Avec la publication du Paquet LBC/CFT en juin 2024 et la création de la Autorité de lutte contre le blanchiment d'argent et le financement du terrorisme (AMLA) l'UE a fait un pas important vers une surveillance du blanchiment d'argent et du financement du terrorisme harmonisée et basée sur la technologie. L'AMLA assurera la coordination des autorités nationales et introduira une méthodologie uniforme pour la surveillance. Dans ce contexte, l'utilisation de Technologie de supervision (SupTech) les outils numériques qui peuvent améliorer considérablement l'efficacité, la qualité et la portée de la surveillance. Un nouveau rapport de l'European Banking Authority (EBA) donne un aperçu des puissants outils SupTech.
Ce qu'offre la boîte à outils SupTech : Technologies et champs d'application
Dans une enquête menée à l'échelle de l'UE, l'ABE a 60 projets SupTech qui sont actuellement en cours de développement ou déjà utilisés par les autorités de surveillance. Ces outils ont été conçus en premier lieu pour être utilisés par les autorités de surveillance. Mais ils s'adressent aussi indirectement aux entreprises surveillées. En effet, celles-ci mettent à disposition des interfaces, fournissent des données et doivent interagir avec les systèmes. En particulier, les technologies centrales comprennent
- Big Data & Data Analytics
- Intelligence artificielle (IA) & apprentissage automatique
- Traitement du langage naturel (NLP)
- Analyse de la chaîne de blocs
- Contrôle de processus automatisé (RPA)
Champs d'application typiques :
- Évaluations des risques et clustering de modèles de suspicion
- Suivi des transactions (y compris les crypto-analyses)

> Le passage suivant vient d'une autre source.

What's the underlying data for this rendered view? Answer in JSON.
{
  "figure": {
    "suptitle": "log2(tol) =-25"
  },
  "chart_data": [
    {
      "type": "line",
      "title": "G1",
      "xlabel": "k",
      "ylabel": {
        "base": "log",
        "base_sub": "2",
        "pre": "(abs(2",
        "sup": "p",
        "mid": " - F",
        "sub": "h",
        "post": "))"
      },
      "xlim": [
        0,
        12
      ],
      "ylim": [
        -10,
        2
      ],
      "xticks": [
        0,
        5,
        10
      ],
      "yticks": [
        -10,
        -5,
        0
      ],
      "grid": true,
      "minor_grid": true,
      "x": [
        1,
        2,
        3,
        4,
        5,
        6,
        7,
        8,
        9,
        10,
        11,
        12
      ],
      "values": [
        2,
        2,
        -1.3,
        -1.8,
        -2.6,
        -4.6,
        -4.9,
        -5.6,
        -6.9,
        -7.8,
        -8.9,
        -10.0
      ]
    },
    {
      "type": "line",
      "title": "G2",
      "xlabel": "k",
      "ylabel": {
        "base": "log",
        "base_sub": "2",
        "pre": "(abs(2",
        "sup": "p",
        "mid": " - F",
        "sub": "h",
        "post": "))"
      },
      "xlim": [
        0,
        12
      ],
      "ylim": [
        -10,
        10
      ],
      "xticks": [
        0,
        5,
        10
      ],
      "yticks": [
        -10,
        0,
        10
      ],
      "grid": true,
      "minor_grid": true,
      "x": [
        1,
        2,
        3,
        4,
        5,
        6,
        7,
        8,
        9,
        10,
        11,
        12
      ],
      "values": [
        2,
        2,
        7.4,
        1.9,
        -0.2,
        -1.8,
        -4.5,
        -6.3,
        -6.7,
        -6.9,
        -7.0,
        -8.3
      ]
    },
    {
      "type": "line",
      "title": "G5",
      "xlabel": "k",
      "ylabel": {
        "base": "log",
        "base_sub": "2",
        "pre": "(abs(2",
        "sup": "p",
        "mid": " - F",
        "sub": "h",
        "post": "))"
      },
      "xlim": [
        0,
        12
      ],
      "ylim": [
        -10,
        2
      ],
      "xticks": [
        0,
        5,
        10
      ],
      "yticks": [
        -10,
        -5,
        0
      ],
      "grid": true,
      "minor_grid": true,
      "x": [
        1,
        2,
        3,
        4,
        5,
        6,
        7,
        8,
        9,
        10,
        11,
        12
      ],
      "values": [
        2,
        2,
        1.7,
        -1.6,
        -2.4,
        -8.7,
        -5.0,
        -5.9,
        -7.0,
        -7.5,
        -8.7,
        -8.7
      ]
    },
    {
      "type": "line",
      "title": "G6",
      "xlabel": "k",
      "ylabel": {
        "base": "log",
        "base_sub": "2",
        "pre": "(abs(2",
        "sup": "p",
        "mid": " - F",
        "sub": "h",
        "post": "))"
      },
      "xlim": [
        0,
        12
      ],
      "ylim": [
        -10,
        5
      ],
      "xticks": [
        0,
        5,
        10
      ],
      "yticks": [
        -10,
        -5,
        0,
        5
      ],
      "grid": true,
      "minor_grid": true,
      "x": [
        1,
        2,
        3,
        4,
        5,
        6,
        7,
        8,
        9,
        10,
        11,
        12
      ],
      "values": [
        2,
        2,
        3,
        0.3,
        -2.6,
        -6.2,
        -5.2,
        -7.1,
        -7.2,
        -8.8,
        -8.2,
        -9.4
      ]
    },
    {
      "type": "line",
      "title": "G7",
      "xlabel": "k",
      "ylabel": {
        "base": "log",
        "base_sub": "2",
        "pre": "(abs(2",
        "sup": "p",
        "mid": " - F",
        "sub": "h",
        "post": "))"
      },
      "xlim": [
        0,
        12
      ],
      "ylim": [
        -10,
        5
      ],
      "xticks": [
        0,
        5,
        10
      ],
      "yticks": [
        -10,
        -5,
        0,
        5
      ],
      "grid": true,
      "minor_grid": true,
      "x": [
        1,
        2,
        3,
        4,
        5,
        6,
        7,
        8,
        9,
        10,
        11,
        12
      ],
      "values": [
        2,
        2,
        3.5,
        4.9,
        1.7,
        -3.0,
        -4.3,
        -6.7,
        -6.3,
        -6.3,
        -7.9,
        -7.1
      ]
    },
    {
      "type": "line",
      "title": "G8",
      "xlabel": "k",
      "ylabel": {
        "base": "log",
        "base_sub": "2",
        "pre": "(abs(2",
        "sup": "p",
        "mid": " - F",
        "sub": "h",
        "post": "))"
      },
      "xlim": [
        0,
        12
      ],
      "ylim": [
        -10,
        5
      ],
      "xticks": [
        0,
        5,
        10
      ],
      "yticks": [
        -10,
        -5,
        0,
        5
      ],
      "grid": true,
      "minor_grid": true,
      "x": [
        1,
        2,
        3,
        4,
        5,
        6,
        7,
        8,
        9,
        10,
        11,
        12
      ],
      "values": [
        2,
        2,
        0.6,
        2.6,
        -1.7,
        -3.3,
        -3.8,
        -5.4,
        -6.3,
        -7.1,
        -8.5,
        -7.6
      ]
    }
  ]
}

- Visualisation des données et production automatisée de rapports
- Gestion des cas et les systèmes de dénonciation
Exemples pratiques tirés de l'étude de l'AFP
L'étude de l'ABE fournit une série d'exemples concrets. Ceux-ci illustrent la manière dont SupTech est déjà utilisé dans la pratique par les autorités de surveillance et la valeur ajoutée que cela apporte à la surveillance.
Par exemple, une autorité a développé un système central de planification des inspections qui regroupe toutes les données et les calendriers pertinents et optimise ainsi les pistes d'audit.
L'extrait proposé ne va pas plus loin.